Figure 3(A) Kappa statistic as a function of threshold z0 for risk stratification rule of ZVA>z0. Small kappa values indicate poor agreement in risk classification between TTE and BHC over the range of threshold values. Notably the kappa values are higher for classifications based on BHC methods. (B) Brier scores as a function of z0 for classification models to identify high-risk patients per TTE from BHC measurements (red and green colours); the lower scores the higher the agreement between classifications. The scores were calculated for 31 equidistant threshold values z0 between 3.0 and 6.0. For each z0, patients at risk were identified as ZVA>z0, separately from TTE and BHC, and the scores were computed for the resulting classifications as detailed in the methods. The score values are plotted against the corresponding thresholds with a local polynomial overlay for each model. The results indicate poor agreement between risk stratifications from BHC and TTE. In contrast, recovering TD risk classification from Fick measurements appears to be more accurate (blue colours). BHC, bilateral heart catheterisation; TD, thermodilution; TTE, transthoracic echocardiography; ZVA, valvuloarterial impedance.

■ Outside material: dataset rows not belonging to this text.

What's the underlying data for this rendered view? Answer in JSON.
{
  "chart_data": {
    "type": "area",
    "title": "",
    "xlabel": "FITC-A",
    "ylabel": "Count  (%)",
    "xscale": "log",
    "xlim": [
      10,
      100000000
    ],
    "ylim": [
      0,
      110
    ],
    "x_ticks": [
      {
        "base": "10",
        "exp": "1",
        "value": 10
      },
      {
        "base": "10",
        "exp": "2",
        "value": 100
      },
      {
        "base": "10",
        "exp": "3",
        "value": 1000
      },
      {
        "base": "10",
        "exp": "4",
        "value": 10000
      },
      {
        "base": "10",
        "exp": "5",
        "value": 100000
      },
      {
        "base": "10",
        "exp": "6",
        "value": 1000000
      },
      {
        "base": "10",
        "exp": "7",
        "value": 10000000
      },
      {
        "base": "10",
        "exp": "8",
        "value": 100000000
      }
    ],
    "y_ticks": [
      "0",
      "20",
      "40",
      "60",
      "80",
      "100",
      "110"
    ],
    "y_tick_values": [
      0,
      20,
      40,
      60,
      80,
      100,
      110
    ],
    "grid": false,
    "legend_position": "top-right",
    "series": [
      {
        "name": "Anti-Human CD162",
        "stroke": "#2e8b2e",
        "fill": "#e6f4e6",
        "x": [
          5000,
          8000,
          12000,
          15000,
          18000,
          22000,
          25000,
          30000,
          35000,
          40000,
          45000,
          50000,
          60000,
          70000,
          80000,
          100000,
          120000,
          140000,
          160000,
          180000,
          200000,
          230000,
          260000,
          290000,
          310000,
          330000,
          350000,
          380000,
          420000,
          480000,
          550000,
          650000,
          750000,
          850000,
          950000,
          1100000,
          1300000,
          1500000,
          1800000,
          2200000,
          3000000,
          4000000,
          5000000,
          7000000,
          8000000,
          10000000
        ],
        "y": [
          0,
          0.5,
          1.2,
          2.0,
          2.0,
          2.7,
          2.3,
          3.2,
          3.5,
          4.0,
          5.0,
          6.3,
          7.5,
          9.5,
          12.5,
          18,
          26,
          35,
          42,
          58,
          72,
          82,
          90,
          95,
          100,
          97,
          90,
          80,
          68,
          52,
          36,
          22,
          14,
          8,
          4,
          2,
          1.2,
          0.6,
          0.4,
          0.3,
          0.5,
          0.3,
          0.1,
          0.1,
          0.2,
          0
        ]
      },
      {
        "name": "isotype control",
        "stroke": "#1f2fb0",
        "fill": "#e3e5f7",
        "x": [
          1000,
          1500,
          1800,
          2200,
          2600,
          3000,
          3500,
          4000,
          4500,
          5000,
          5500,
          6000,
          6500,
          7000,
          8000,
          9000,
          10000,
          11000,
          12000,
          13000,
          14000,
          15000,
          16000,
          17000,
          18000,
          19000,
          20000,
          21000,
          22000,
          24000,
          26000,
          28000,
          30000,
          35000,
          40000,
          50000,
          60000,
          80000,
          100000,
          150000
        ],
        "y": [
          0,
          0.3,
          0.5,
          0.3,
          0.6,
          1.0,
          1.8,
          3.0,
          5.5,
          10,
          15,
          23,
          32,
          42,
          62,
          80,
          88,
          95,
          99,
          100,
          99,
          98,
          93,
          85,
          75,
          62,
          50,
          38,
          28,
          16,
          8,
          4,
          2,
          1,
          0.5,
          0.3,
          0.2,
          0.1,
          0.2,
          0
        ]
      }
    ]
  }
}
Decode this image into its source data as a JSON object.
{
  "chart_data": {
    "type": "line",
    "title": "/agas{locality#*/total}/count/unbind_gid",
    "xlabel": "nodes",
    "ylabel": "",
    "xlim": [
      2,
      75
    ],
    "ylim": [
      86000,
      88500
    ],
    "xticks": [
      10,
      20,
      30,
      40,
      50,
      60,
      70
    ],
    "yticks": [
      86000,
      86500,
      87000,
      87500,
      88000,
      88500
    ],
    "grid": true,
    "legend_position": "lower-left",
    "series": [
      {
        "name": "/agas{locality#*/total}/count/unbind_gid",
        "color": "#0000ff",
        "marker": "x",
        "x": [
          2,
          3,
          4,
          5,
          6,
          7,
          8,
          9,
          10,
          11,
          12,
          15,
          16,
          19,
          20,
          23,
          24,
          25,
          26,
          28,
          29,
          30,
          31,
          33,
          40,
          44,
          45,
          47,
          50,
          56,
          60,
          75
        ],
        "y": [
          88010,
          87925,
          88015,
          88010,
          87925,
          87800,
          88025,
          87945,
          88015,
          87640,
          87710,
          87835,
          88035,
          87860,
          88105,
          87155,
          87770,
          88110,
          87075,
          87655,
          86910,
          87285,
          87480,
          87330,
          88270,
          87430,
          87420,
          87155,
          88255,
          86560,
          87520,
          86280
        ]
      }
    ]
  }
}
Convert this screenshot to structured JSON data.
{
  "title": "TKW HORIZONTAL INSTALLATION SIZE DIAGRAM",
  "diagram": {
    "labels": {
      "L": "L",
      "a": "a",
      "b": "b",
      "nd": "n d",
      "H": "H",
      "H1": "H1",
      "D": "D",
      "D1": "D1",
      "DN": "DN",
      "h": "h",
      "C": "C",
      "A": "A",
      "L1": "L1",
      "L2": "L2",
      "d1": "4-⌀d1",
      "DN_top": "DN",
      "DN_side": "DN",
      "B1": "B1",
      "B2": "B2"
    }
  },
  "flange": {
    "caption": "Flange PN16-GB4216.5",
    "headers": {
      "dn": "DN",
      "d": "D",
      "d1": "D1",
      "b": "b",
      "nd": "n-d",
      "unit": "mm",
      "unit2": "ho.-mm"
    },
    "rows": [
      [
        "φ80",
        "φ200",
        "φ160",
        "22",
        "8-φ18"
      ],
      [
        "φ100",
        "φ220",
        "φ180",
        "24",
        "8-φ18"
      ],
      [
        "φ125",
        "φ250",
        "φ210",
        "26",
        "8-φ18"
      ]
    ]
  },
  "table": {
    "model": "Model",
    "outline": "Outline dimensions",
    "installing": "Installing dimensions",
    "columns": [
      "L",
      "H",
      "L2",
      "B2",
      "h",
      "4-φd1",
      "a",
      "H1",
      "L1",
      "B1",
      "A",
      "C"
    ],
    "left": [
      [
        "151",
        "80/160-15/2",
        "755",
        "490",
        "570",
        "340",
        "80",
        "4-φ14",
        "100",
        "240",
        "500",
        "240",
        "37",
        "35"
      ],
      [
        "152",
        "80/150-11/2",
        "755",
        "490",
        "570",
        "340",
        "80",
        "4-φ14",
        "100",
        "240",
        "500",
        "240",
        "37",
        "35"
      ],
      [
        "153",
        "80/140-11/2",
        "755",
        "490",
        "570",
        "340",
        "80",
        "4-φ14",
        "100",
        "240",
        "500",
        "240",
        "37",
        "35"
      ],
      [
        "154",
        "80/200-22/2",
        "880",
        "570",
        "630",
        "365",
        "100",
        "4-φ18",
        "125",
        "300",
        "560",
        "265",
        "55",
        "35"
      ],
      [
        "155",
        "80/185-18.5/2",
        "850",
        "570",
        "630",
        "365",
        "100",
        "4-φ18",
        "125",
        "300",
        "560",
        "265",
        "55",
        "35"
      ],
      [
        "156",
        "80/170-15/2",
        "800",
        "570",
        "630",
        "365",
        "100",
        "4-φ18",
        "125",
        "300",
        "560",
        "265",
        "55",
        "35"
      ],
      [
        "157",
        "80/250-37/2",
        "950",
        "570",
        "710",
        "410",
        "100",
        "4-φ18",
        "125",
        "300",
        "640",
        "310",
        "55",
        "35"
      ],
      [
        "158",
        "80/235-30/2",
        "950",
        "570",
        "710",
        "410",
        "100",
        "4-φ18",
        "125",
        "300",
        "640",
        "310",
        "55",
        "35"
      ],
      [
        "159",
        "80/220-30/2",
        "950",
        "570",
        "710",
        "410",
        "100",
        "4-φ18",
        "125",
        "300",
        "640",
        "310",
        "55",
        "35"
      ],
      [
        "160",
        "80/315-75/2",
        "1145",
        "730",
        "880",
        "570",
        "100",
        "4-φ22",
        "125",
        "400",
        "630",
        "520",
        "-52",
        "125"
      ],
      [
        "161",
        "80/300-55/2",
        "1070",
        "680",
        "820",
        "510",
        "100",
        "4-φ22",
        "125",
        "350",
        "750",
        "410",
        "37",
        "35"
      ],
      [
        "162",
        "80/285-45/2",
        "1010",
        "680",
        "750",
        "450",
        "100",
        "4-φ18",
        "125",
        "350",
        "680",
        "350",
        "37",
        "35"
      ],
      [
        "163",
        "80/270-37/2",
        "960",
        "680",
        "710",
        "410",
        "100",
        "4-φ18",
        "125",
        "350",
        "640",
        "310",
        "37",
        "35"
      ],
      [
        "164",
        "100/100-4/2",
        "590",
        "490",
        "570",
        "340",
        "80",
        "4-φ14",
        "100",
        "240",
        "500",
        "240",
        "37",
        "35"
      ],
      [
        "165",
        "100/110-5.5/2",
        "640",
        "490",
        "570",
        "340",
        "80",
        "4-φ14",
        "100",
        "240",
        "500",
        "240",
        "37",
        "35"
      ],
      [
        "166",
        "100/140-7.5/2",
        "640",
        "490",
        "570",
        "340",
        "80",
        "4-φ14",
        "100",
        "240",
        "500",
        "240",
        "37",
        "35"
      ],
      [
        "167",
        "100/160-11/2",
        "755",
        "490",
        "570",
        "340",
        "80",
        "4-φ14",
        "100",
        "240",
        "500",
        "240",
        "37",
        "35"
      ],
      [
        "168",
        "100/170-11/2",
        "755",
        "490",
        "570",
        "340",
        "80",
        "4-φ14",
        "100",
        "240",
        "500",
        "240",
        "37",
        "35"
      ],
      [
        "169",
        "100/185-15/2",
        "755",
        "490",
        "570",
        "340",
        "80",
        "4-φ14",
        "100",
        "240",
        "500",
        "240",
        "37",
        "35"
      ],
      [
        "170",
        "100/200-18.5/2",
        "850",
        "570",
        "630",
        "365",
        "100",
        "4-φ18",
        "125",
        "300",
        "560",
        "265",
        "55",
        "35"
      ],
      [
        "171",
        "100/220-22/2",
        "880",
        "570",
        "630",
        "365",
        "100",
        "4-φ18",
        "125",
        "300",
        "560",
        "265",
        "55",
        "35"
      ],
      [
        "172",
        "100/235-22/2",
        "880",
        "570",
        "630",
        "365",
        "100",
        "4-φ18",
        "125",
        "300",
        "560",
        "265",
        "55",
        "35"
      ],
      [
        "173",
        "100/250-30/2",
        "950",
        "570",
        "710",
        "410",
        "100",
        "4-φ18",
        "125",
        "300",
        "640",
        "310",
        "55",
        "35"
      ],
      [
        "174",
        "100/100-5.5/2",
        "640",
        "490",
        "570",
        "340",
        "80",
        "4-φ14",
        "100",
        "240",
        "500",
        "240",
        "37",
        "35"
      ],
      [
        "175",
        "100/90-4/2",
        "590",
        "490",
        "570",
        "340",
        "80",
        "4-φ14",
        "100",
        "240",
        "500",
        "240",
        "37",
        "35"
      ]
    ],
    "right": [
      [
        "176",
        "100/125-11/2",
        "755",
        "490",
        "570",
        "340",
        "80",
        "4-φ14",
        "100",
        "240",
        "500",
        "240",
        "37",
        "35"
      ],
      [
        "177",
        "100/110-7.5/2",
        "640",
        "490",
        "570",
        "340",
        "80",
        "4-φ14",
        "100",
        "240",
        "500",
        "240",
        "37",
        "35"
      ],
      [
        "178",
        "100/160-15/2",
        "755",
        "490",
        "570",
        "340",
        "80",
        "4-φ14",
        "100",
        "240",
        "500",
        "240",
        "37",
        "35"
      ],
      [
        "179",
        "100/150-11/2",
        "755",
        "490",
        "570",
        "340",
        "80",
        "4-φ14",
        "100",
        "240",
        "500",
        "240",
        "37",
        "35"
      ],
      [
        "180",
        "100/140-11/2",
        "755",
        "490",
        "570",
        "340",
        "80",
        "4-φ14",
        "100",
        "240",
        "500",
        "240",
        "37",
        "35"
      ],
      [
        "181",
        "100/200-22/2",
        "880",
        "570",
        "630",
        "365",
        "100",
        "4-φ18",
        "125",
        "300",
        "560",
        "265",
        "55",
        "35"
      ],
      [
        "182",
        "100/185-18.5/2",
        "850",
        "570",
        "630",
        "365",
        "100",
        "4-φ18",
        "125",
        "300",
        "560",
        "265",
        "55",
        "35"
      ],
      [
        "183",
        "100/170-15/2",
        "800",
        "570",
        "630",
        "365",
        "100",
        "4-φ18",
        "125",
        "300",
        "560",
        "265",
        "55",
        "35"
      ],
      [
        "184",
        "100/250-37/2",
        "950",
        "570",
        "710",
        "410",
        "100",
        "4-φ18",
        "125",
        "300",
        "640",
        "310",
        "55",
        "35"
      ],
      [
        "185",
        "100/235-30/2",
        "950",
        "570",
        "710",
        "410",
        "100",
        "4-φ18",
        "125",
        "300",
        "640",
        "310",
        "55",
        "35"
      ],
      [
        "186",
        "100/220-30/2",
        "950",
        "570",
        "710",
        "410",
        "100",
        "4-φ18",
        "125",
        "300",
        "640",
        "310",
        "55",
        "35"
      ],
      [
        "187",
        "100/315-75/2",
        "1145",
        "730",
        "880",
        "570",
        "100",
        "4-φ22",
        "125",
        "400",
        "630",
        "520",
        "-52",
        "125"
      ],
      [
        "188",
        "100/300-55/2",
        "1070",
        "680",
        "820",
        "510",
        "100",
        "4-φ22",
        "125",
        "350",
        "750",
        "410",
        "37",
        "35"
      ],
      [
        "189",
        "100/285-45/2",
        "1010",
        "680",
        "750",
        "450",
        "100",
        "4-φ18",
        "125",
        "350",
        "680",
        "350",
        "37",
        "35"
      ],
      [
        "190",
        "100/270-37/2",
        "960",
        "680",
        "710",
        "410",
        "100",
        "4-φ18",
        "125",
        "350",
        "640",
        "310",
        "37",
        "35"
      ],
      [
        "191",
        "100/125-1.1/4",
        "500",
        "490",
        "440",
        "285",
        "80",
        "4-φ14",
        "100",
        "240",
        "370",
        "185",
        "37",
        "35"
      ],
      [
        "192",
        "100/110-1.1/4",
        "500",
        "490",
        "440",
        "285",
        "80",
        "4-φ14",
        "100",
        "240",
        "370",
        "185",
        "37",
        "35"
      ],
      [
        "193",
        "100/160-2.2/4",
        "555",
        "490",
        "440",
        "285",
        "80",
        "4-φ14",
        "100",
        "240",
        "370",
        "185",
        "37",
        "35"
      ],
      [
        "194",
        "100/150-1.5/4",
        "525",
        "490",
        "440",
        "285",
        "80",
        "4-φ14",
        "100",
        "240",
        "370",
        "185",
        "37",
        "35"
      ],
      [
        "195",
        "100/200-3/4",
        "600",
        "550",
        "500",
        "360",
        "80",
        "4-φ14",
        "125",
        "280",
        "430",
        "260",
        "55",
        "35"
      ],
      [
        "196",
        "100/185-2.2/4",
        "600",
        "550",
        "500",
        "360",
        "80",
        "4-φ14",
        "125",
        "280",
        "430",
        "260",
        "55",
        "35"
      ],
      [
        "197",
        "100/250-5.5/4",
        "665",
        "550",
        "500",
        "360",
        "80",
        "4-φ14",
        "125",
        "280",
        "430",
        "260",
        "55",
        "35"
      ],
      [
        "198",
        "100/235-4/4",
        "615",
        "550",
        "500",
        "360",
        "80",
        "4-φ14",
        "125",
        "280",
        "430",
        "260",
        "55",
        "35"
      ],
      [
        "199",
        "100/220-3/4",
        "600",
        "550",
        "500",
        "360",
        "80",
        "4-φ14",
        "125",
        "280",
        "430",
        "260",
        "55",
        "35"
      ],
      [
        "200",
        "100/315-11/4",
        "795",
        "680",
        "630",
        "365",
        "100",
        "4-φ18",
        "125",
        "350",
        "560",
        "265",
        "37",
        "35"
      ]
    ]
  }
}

Figure 4Kappa statistic as a function of threshold z0 for risk stratification rule of ZVA>z0 showing the effect of SAP and CO on classification agreement. Classification statistics based on ZVATTE and ZVA based on BHC are shown in black. Using SAP on BHC does not seem to improve the classification agreement relative to Fick and shows some improvement for z0 <3.5 for TD; see kappas and the smoother plotted in blue. Using CO based on BHC improves the agreement in risk classifications, with kappa values being above 0.5 for 75% of threshold cut-offs. BHC, bilateral heart catheterisation; CO, cardiac output; SAP, systolic aortic pressure; SVI, stroke volume index; TD, thermodilution; TTE, transthoracic echocardiography; ZVA, valvuloarterial impedance.